Diğer bir tartışma konusu ise sünnilik - alevilik. "Sünnileri iyi alevileri kötü olarak göstermiş" denilmekte. Ben alevilik konusunda malumat sahibi değilim bu sebeble ancak subjektif olarak, bana göre objektif olduğunu söyleyebilirim. Çünkü ben sünniyim. Bu konu da dediğim gibi ne kadar objektif olmaya çalışsam da olamayabilirim. Bu konuyu alevilerin değerlendirmesi yerinde olur.
(Bu bölüm romanın içeriği ile ilgili detaylı bilgiler içermektedir)
Konuya gelirsek Yavuz Sultan Selim'in şehzadelik döneminden başlayarak Şah İsmail ile ilişkileri anlatılıyor. Bunu yaparken roman çok boyutlu olarak kurgulanmış. Bir boyut; İkiz kardeşler Hasan ve Hüseyin ekseninde gelişiyor. Yolları ayrılan ikizlerden biri Şehzade'nin diğeri Şah'ın yanında (Son dönemde tarihi romanlarda bu ikiz metaforu çok sık karşıma çıkmakta örneğin Devşirme).
Diğer bir boyut hadım Kamber ekseninde ilerliyor. Çocukluğuna şahit olduğumuz Kamber'in hadım edilmesi ve sevgiyi araması romanın en vicdan sızlatan bölümleri.

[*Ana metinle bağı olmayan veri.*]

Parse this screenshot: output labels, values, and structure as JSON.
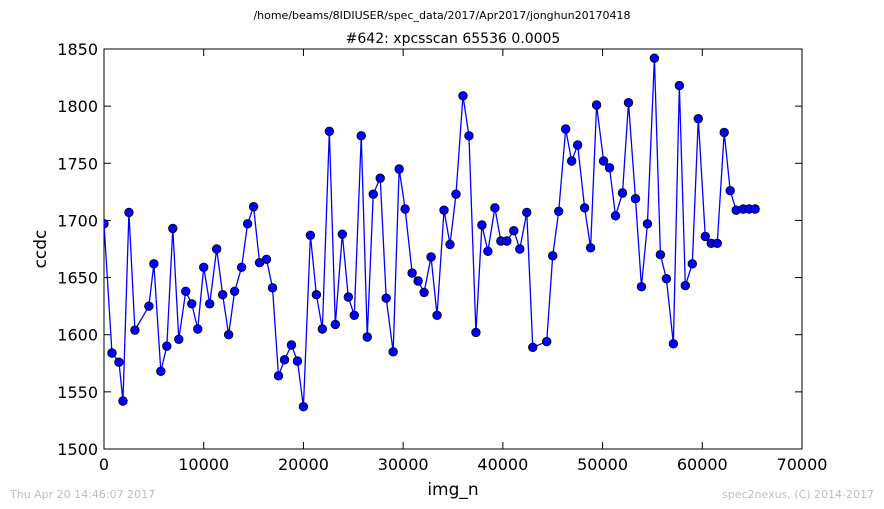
{
  "suptitle": "/home/beams/8IDIUSER/spec_data/2017/Apr2017/jonghun20170418",
  "footer": {
    "left": "Thu Apr 20 14:46:07 2017",
    "right": "spec2nexus, (C) 2014-2017"
  },
  "chart_data": {
    "type": "line",
    "title": "#642: xpcsscan 65536 0.0005",
    "xlabel": "img_n",
    "ylabel": "ccdc",
    "xlim": [
      0,
      70000
    ],
    "ylim": [
      1500,
      1850
    ],
    "xticks": [
      0,
      10000,
      20000,
      30000,
      40000,
      50000,
      60000,
      70000
    ],
    "xtick_labels": [
      "0",
      "10000",
      "20000",
      "30000",
      "40000",
      "50000",
      "60000",
      "70000"
    ],
    "yticks": [
      1500,
      1550,
      1600,
      1650,
      1700,
      1750,
      1800,
      1850
    ],
    "ytick_labels": [
      "1500",
      "1550",
      "1600",
      "1650",
      "1700",
      "1750",
      "1800",
      "1850"
    ],
    "grid": false,
    "series_color": "#0000ff",
    "series": [
      {
        "x": [
          0,
          800,
          1500,
          1900,
          2500,
          3100,
          4500,
          5000,
          5700,
          6300,
          6900,
          7500,
          8200,
          8800,
          9400,
          10000,
          10600,
          11300,
          11900,
          12500,
          13100,
          13800,
          14400,
          15000,
          15600,
          16300,
          16900,
          17500,
          18100,
          18800,
          19400,
          20000,
          20700,
          21300,
          21900,
          22600,
          23200,
          23900,
          24500,
          25100,
          25800,
          26400,
          27000,
          27700,
          28300,
          29000,
          29600,
          30200,
          30900,
          31500,
          32100,
          32800,
          33400,
          34100,
          34700,
          35300,
          36000,
          36600,
          37300,
          37900,
          38500,
          39200,
          39800,
          40400,
          41100,
          41700,
          42400,
          43000,
          44400,
          45000,
          45600,
          46300,
          46900,
          47500,
          48200,
          48800,
          49400,
          50100,
          50700,
          51300,
          52000,
          52600,
          53300,
          53900,
          54500,
          55200,
          55800,
          56400,
          57100,
          57700,
          58300,
          59000,
          59600,
          60300,
          60900,
          61500,
          62200,
          62800,
          63400,
          64100,
          64700,
          65300
        ],
        "y": [
          1697,
          1584,
          1576,
          1542,
          1707,
          1604,
          1625,
          1662,
          1568,
          1590,
          1693,
          1596,
          1638,
          1627,
          1605,
          1659,
          1627,
          1675,
          1635,
          1600,
          1638,
          1659,
          1697,
          1712,
          1663,
          1666,
          1641,
          1564,
          1578,
          1591,
          1577,
          1537,
          1687,
          1635,
          1605,
          1778,
          1609,
          1688,
          1633,
          1617,
          1774,
          1598,
          1723,
          1737,
          1632,
          1585,
          1745,
          1710,
          1654,
          1647,
          1637,
          1668,
          1617,
          1709,
          1679,
          1723,
          1809,
          1774,
          1602,
          1696,
          1673,
          1711,
          1682,
          1682,
          1691,
          1675,
          1707,
          1589,
          1594,
          1669,
          1708,
          1780,
          1752,
          1766,
          1711,
          1676,
          1801,
          1752,
          1746,
          1704,
          1724,
          1803,
          1719,
          1642,
          1697,
          1842,
          1670,
          1649,
          1592,
          1818,
          1643,
          1662,
          1789,
          1686,
          1680,
          1680,
          1777,
          1726,
          1709,
          1710,
          1710,
          1710
        ]
      }
    ]
  }
}
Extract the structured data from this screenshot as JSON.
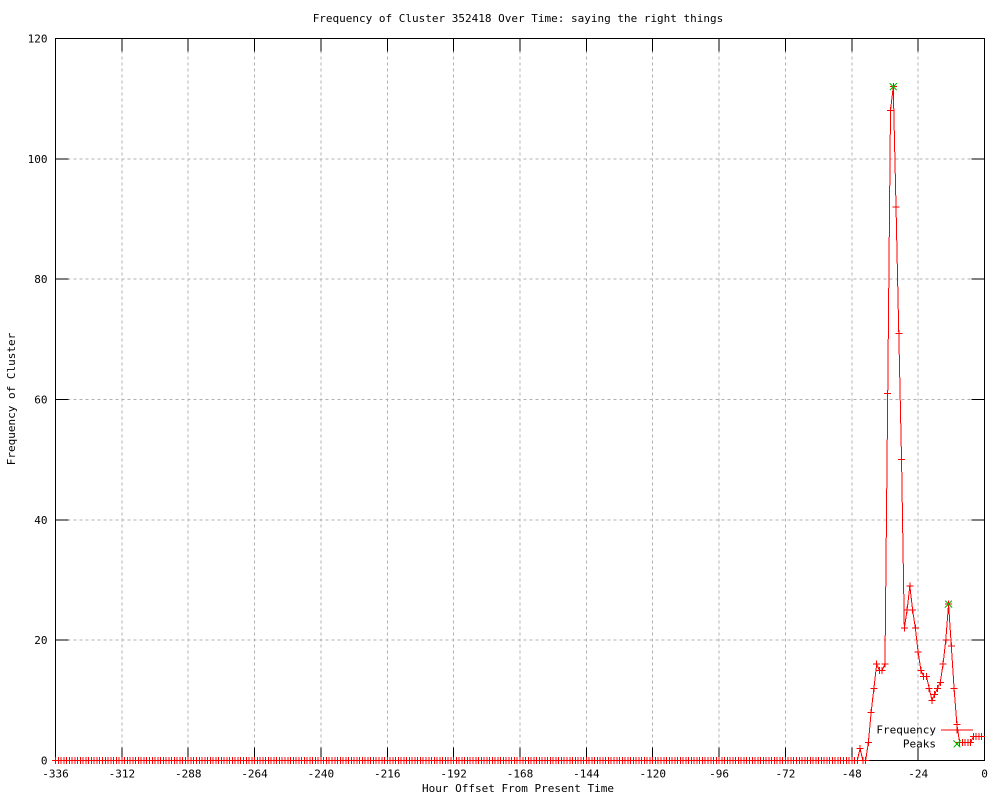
{
  "chart_data": {
    "type": "line",
    "title": "Frequency of Cluster 352418 Over Time: saying the right things",
    "xlabel": "Hour Offset From Present Time",
    "ylabel": "Frequency of Cluster",
    "xlim": [
      -336,
      0
    ],
    "ylim": [
      0,
      120
    ],
    "x_ticks": [
      -336,
      -312,
      -288,
      -264,
      -240,
      -216,
      -192,
      -168,
      -144,
      -120,
      -96,
      -72,
      -48,
      -24,
      0
    ],
    "y_ticks": [
      0,
      20,
      40,
      60,
      80,
      100,
      120
    ],
    "grid": true,
    "legend_position": "bottom-right",
    "series": [
      {
        "name": "Frequency",
        "color": "#ff0000",
        "marker": "plus",
        "style": "linespoints",
        "baseline_run": {
          "x_start": -336,
          "x_end": -46,
          "step": 1,
          "y": 0
        },
        "points": [
          [
            -45,
            2
          ],
          [
            -44,
            0
          ],
          [
            -43,
            0
          ],
          [
            -42,
            3
          ],
          [
            -41,
            8
          ],
          [
            -40,
            12
          ],
          [
            -39,
            16
          ],
          [
            -38,
            15
          ],
          [
            -37,
            15
          ],
          [
            -36,
            16
          ],
          [
            -35,
            61
          ],
          [
            -34,
            108
          ],
          [
            -33,
            112
          ],
          [
            -32,
            92
          ],
          [
            -31,
            71
          ],
          [
            -30,
            50
          ],
          [
            -29,
            22
          ],
          [
            -28,
            25
          ],
          [
            -27,
            29
          ],
          [
            -26,
            25
          ],
          [
            -25,
            22
          ],
          [
            -24,
            18
          ],
          [
            -23,
            15
          ],
          [
            -22,
            14
          ],
          [
            -21,
            14
          ],
          [
            -20,
            12
          ],
          [
            -19,
            10
          ],
          [
            -18,
            11
          ],
          [
            -17,
            12
          ],
          [
            -16,
            13
          ],
          [
            -15,
            16
          ],
          [
            -14,
            20
          ],
          [
            -13,
            26
          ],
          [
            -12,
            19
          ],
          [
            -11,
            12
          ],
          [
            -10,
            6
          ],
          [
            -9,
            3
          ],
          [
            -8,
            3
          ],
          [
            -7,
            3
          ],
          [
            -6,
            3
          ],
          [
            -5,
            3
          ],
          [
            -4,
            4
          ],
          [
            -3,
            4
          ],
          [
            -2,
            4
          ],
          [
            -1,
            4
          ]
        ]
      },
      {
        "name": "Peaks",
        "color": "#00c000",
        "marker": "cross",
        "style": "points",
        "points": [
          [
            -33,
            112
          ],
          [
            -13,
            26
          ]
        ]
      }
    ]
  }
}
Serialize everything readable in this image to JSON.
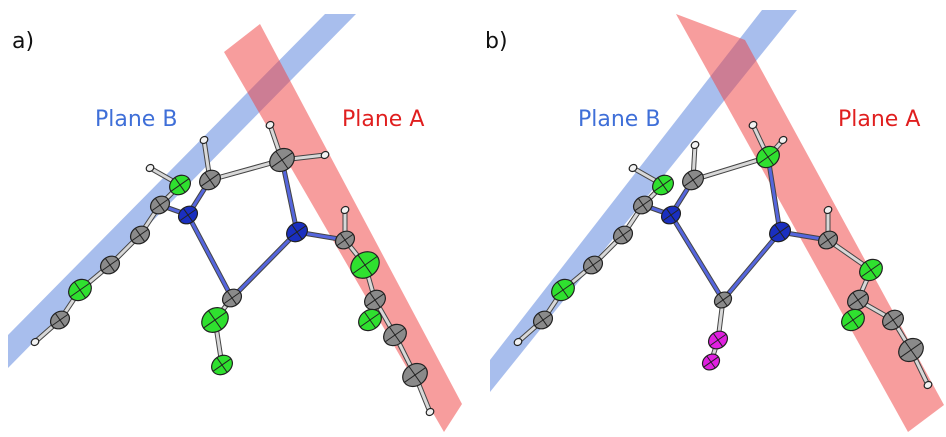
{
  "panels": [
    {
      "label": "a)",
      "planes": [
        {
          "label": "Plane B"
        },
        {
          "label": "Plane A"
        }
      ]
    },
    {
      "label": "b)",
      "planes": [
        {
          "label": "Plane B"
        },
        {
          "label": "Plane A"
        }
      ]
    }
  ]
}
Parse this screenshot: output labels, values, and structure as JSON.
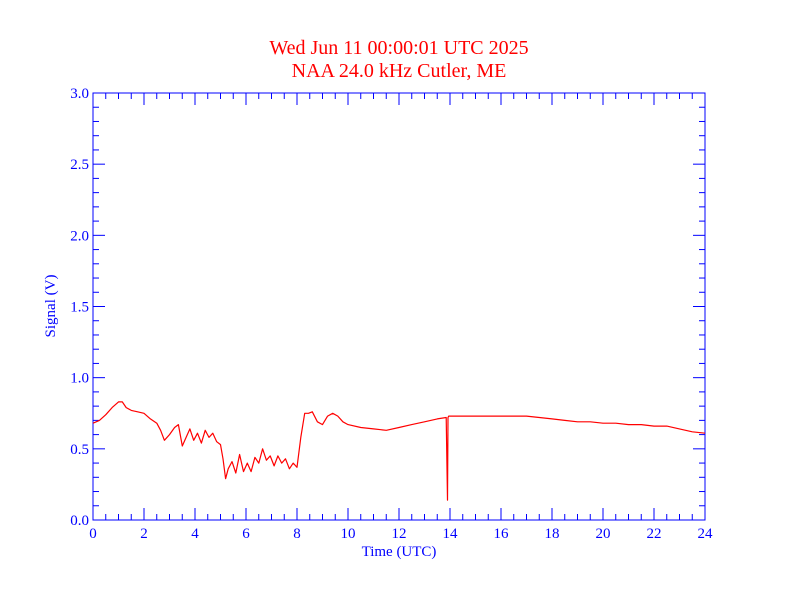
{
  "chart_data": {
    "type": "line",
    "title": "Wed Jun 11 00:00:01 UTC 2025",
    "subtitle": "NAA 24.0 kHz Cutler, ME",
    "xlabel": "Time (UTC)",
    "ylabel": "Signal (V)",
    "xlim": [
      0,
      24
    ],
    "ylim": [
      0.0,
      3.0
    ],
    "x_ticks": [
      "0",
      "2",
      "4",
      "6",
      "8",
      "10",
      "12",
      "14",
      "16",
      "18",
      "20",
      "22",
      "24"
    ],
    "y_ticks": [
      "0.0",
      "0.5",
      "1.0",
      "1.5",
      "2.0",
      "2.5",
      "3.0"
    ],
    "grid": false,
    "colors": {
      "axes": "#0000ff",
      "title": "#ff0000",
      "series": "#ff0000"
    },
    "series": [
      {
        "x": [
          0.0,
          0.25,
          0.5,
          0.75,
          1.0,
          1.15,
          1.3,
          1.5,
          1.75,
          2.0,
          2.25,
          2.5,
          2.65,
          2.8,
          3.0,
          3.2,
          3.35,
          3.5,
          3.65,
          3.8,
          3.95,
          4.1,
          4.25,
          4.4,
          4.55,
          4.7,
          4.85,
          5.0,
          5.1,
          5.2,
          5.3,
          5.45,
          5.6,
          5.75,
          5.9,
          6.05,
          6.2,
          6.35,
          6.5,
          6.65,
          6.8,
          6.95,
          7.1,
          7.25,
          7.4,
          7.55,
          7.7,
          7.85,
          8.0,
          8.15,
          8.3,
          8.45,
          8.6,
          8.8,
          9.0,
          9.2,
          9.4,
          9.6,
          9.8,
          10.0,
          10.5,
          11.0,
          11.5,
          12.0,
          12.5,
          13.0,
          13.5,
          13.85,
          13.9,
          13.92,
          13.95,
          14.0,
          14.5,
          15.0,
          15.5,
          16.0,
          16.5,
          17.0,
          17.5,
          18.0,
          18.5,
          19.0,
          19.5,
          20.0,
          20.5,
          21.0,
          21.5,
          22.0,
          22.5,
          23.0,
          23.5,
          24.0
        ],
        "y": [
          0.68,
          0.7,
          0.74,
          0.79,
          0.83,
          0.83,
          0.79,
          0.77,
          0.76,
          0.75,
          0.71,
          0.68,
          0.63,
          0.56,
          0.6,
          0.65,
          0.67,
          0.52,
          0.58,
          0.64,
          0.56,
          0.61,
          0.54,
          0.63,
          0.58,
          0.61,
          0.55,
          0.53,
          0.43,
          0.29,
          0.36,
          0.41,
          0.33,
          0.46,
          0.34,
          0.4,
          0.34,
          0.44,
          0.4,
          0.5,
          0.42,
          0.45,
          0.38,
          0.45,
          0.4,
          0.43,
          0.36,
          0.4,
          0.37,
          0.58,
          0.75,
          0.75,
          0.76,
          0.69,
          0.67,
          0.73,
          0.75,
          0.73,
          0.69,
          0.67,
          0.65,
          0.64,
          0.63,
          0.65,
          0.67,
          0.69,
          0.71,
          0.72,
          0.14,
          0.72,
          0.73,
          0.73,
          0.73,
          0.73,
          0.73,
          0.73,
          0.73,
          0.73,
          0.72,
          0.71,
          0.7,
          0.69,
          0.69,
          0.68,
          0.68,
          0.67,
          0.67,
          0.66,
          0.66,
          0.64,
          0.62,
          0.61
        ]
      }
    ]
  }
}
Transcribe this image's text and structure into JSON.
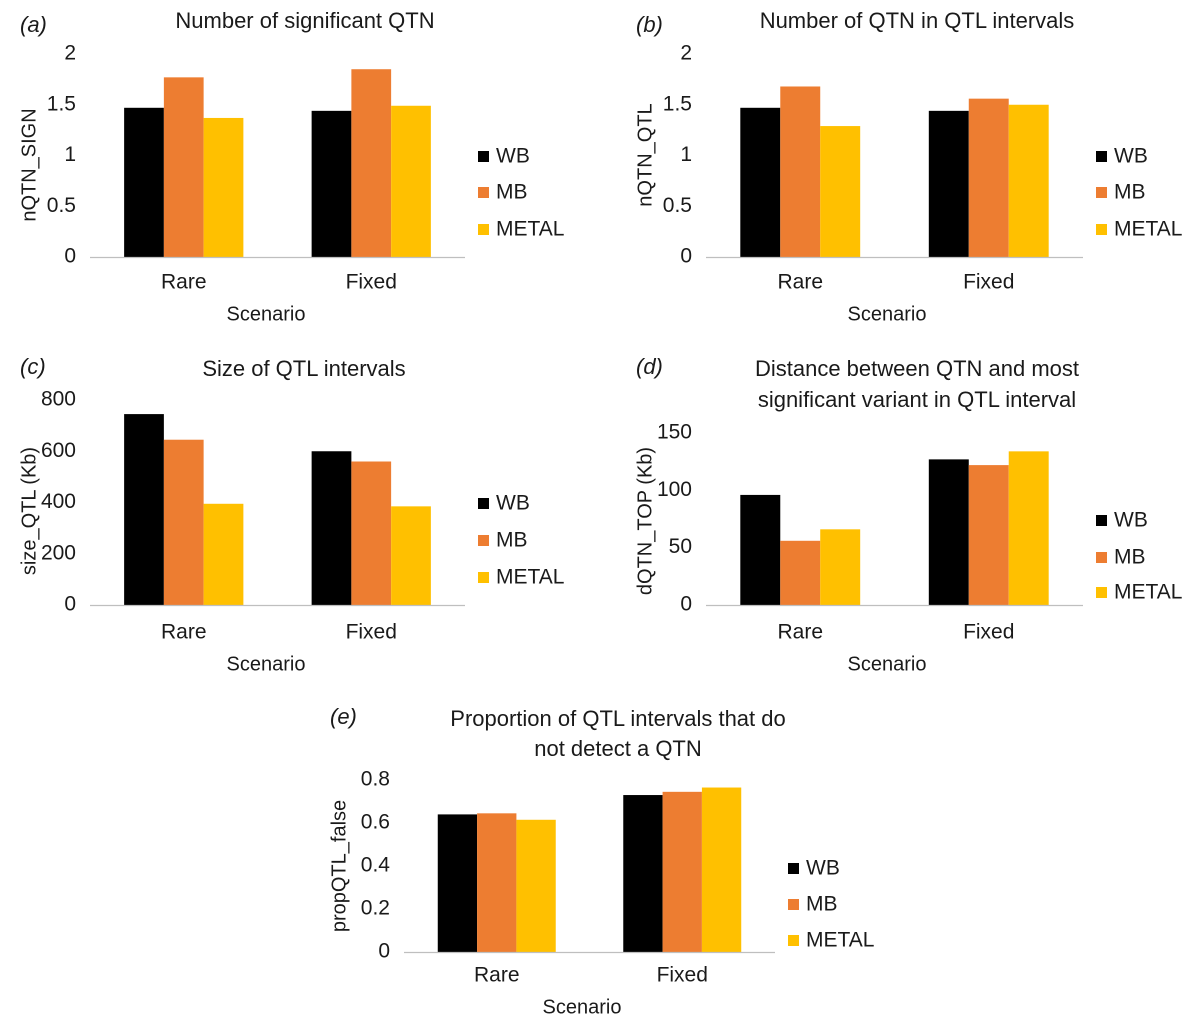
{
  "colors": {
    "WB": "#000000",
    "MB": "#ED7D31",
    "METAL": "#FFC000",
    "axis": "#bfbfbf"
  },
  "chart_data": [
    {
      "panel": "(a)",
      "type": "bar",
      "title": [
        "Number of significant QTN"
      ],
      "xlabel": "Scenario",
      "ylabel": "nQTN_SIGN",
      "categories": [
        "Rare",
        "Fixed"
      ],
      "ylim": [
        0,
        2
      ],
      "yticks": [
        "0",
        "0.5",
        "1",
        "1.5",
        "2"
      ],
      "series": [
        {
          "name": "WB",
          "values": [
            1.47,
            1.44
          ]
        },
        {
          "name": "MB",
          "values": [
            1.77,
            1.85
          ]
        },
        {
          "name": "METAL",
          "values": [
            1.37,
            1.49
          ]
        }
      ],
      "legend": "right",
      "grid": false
    },
    {
      "panel": "(b)",
      "type": "bar",
      "title": [
        "Number of QTN in QTL intervals"
      ],
      "xlabel": "Scenario",
      "ylabel": "nQTN_QTL",
      "categories": [
        "Rare",
        "Fixed"
      ],
      "ylim": [
        0,
        2
      ],
      "yticks": [
        "0",
        "0.5",
        "1",
        "1.5",
        "2"
      ],
      "series": [
        {
          "name": "WB",
          "values": [
            1.47,
            1.44
          ]
        },
        {
          "name": "MB",
          "values": [
            1.68,
            1.56
          ]
        },
        {
          "name": "METAL",
          "values": [
            1.29,
            1.5
          ]
        }
      ],
      "legend": "right",
      "grid": false
    },
    {
      "panel": "(c)",
      "type": "bar",
      "title": [
        "Size of QTL intervals"
      ],
      "xlabel": "Scenario",
      "ylabel": "size_QTL (Kb)",
      "categories": [
        "Rare",
        "Fixed"
      ],
      "ylim": [
        0,
        800
      ],
      "yticks": [
        "0",
        "200",
        "400",
        "600",
        "800"
      ],
      "series": [
        {
          "name": "WB",
          "values": [
            745,
            600
          ]
        },
        {
          "name": "MB",
          "values": [
            645,
            560
          ]
        },
        {
          "name": "METAL",
          "values": [
            395,
            385
          ]
        }
      ],
      "legend": "right",
      "grid": false
    },
    {
      "panel": "(d)",
      "type": "bar",
      "title": [
        "Distance between QTN and most",
        "significant variant in QTL interval"
      ],
      "xlabel": "Scenario",
      "ylabel": "dQTN_TOP (Kb)",
      "categories": [
        "Rare",
        "Fixed"
      ],
      "ylim": [
        0,
        150
      ],
      "yticks": [
        "0",
        "50",
        "100",
        "150"
      ],
      "series": [
        {
          "name": "WB",
          "values": [
            96,
            127
          ]
        },
        {
          "name": "MB",
          "values": [
            56,
            122
          ]
        },
        {
          "name": "METAL",
          "values": [
            66,
            134
          ]
        }
      ],
      "legend": "right",
      "grid": false
    },
    {
      "panel": "(e)",
      "type": "bar",
      "title": [
        "Proportion of QTL intervals that do",
        "not detect a QTN"
      ],
      "xlabel": "Scenario",
      "ylabel": "propQTL_false",
      "categories": [
        "Rare",
        "Fixed"
      ],
      "ylim": [
        0,
        0.8
      ],
      "yticks": [
        "0",
        "0.2",
        "0.4",
        "0.6",
        "0.8"
      ],
      "series": [
        {
          "name": "WB",
          "values": [
            0.64,
            0.73
          ]
        },
        {
          "name": "MB",
          "values": [
            0.645,
            0.745
          ]
        },
        {
          "name": "METAL",
          "values": [
            0.615,
            0.765
          ]
        }
      ],
      "legend": "right",
      "grid": false
    }
  ]
}
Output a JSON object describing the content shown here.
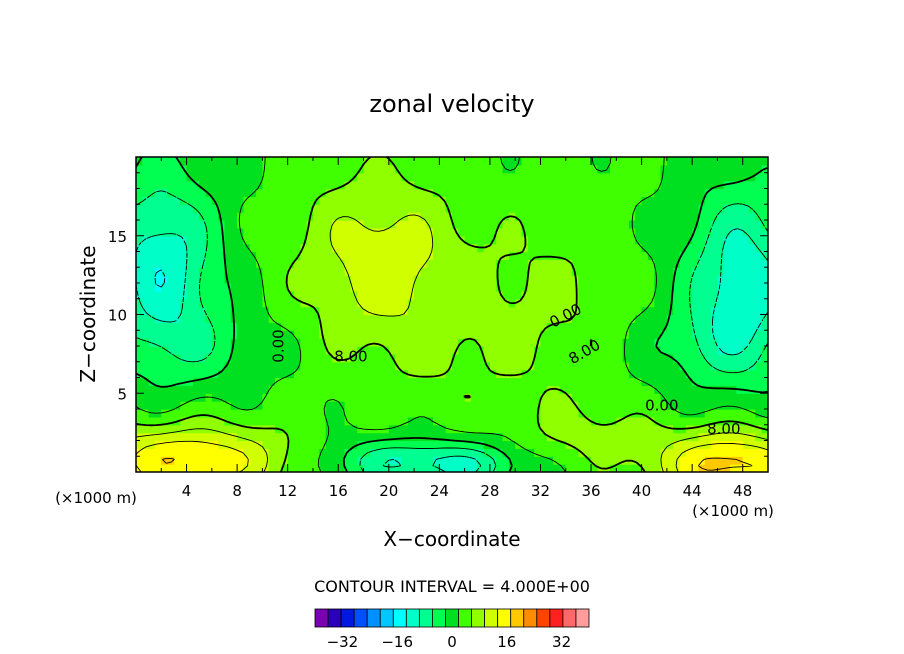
{
  "chart_data": {
    "type": "heatmap",
    "title": "zonal velocity",
    "xlabel": "X−coordinate",
    "ylabel": "Z−coordinate",
    "x_unit_left": "(×1000 m)",
    "x_unit_right": "(×1000 m)",
    "xlim": [
      0,
      50
    ],
    "ylim": [
      0,
      20
    ],
    "xticks": [
      4,
      8,
      12,
      16,
      20,
      24,
      28,
      32,
      36,
      40,
      44,
      48
    ],
    "yticks": [
      5,
      10,
      15
    ],
    "contour_interval_text": "CONTOUR INTERVAL = 4.000E+00",
    "colorbar": {
      "levels": [
        -40,
        -36,
        -32,
        -28,
        -24,
        -20,
        -16,
        -12,
        -8,
        -4,
        0,
        4,
        8,
        12,
        16,
        20,
        24,
        28,
        32,
        36,
        40
      ],
      "tick_values": [
        -32,
        -16,
        0,
        16,
        32
      ],
      "tick_labels": [
        "−32",
        "−16",
        "0",
        "16",
        "32"
      ],
      "colors": [
        "#7a00b0",
        "#2a00b8",
        "#0018e0",
        "#0050ff",
        "#0090ff",
        "#00c8ff",
        "#00ffff",
        "#00ffc8",
        "#00ff90",
        "#00ff50",
        "#00e020",
        "#40ff00",
        "#90ff00",
        "#d0ff00",
        "#ffff00",
        "#ffc800",
        "#ff8c00",
        "#ff4400",
        "#ff2020",
        "#ff6868",
        "#ff9c9c"
      ]
    },
    "contour_labels": [
      {
        "text": "0.00",
        "x": 11.3,
        "z": 8.0,
        "rotate": -90
      },
      {
        "text": "8.00",
        "x": 17.0,
        "z": 7.3,
        "rotate": 0
      },
      {
        "text": "0.00",
        "x": 34.0,
        "z": 9.9,
        "rotate": -28
      },
      {
        "text": "8.00",
        "x": 35.5,
        "z": 7.6,
        "rotate": -30
      },
      {
        "text": "0.00",
        "x": 41.6,
        "z": 4.2,
        "rotate": 0
      },
      {
        "text": "8.00",
        "x": 46.5,
        "z": 2.7,
        "rotate": 0
      }
    ]
  }
}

Bir diğer boyut ise Şehzade, Şah ve Taçlı Hatun. Yukarıda belirtiğim gibi tarihi romanlar ne kadar kurgu olursa olsun yine de tarihsel verileri sunuyor ve konuyu arşatırmama vesile oluyor. Bu konulardan biri de Taçlı Hatun oldu. Varlığını ve üzerinde yapılan tartışmaları öğrenmeme vesile oldu. Taçlı Hatun'un Çaldıran Savaşı'na katıldığı ve bir kaç gün ortadan kaybolduğu biliniyor. Ancak Osmanlı tarihçiler bunu Yavuz'un Taçlı Hatun'u esir aldı olarak aktarmış. Ancak Safevi tarihçileri ise bu durumun tersini söylemekteler. Roman da ise Yavuz'un Taçlı Begüm'ü esir aldığı, daha sonra da Yavuz Sultan Selim'e aşık olduğu anlatılmaktadır. Yukarıda belirttiğim gibi tarihsel gerçek böyle olmasa da netice de kurgudur merak eden benim yaptığım gibi araştırabilir. Taçlı Begüm ile ilgili yazılmış bir makaleyi okumak isterseniz burada.
(Uyarı Sonu)
Son bir not ise kapaktaki resim ile ilgili, çocukluğumuzdan beri bize Yavuz diye aktarılan resim aslında Şah İsmail'e ait.
Sonuç olarak keyifle okuduğum bir kitap oldu. Ve beni bilmediğim bir konuda araştırma yapmaya yönlendirdi ve yeni şeyler öğreneme vesile oldu. Bir kitaptan daha ne isterim?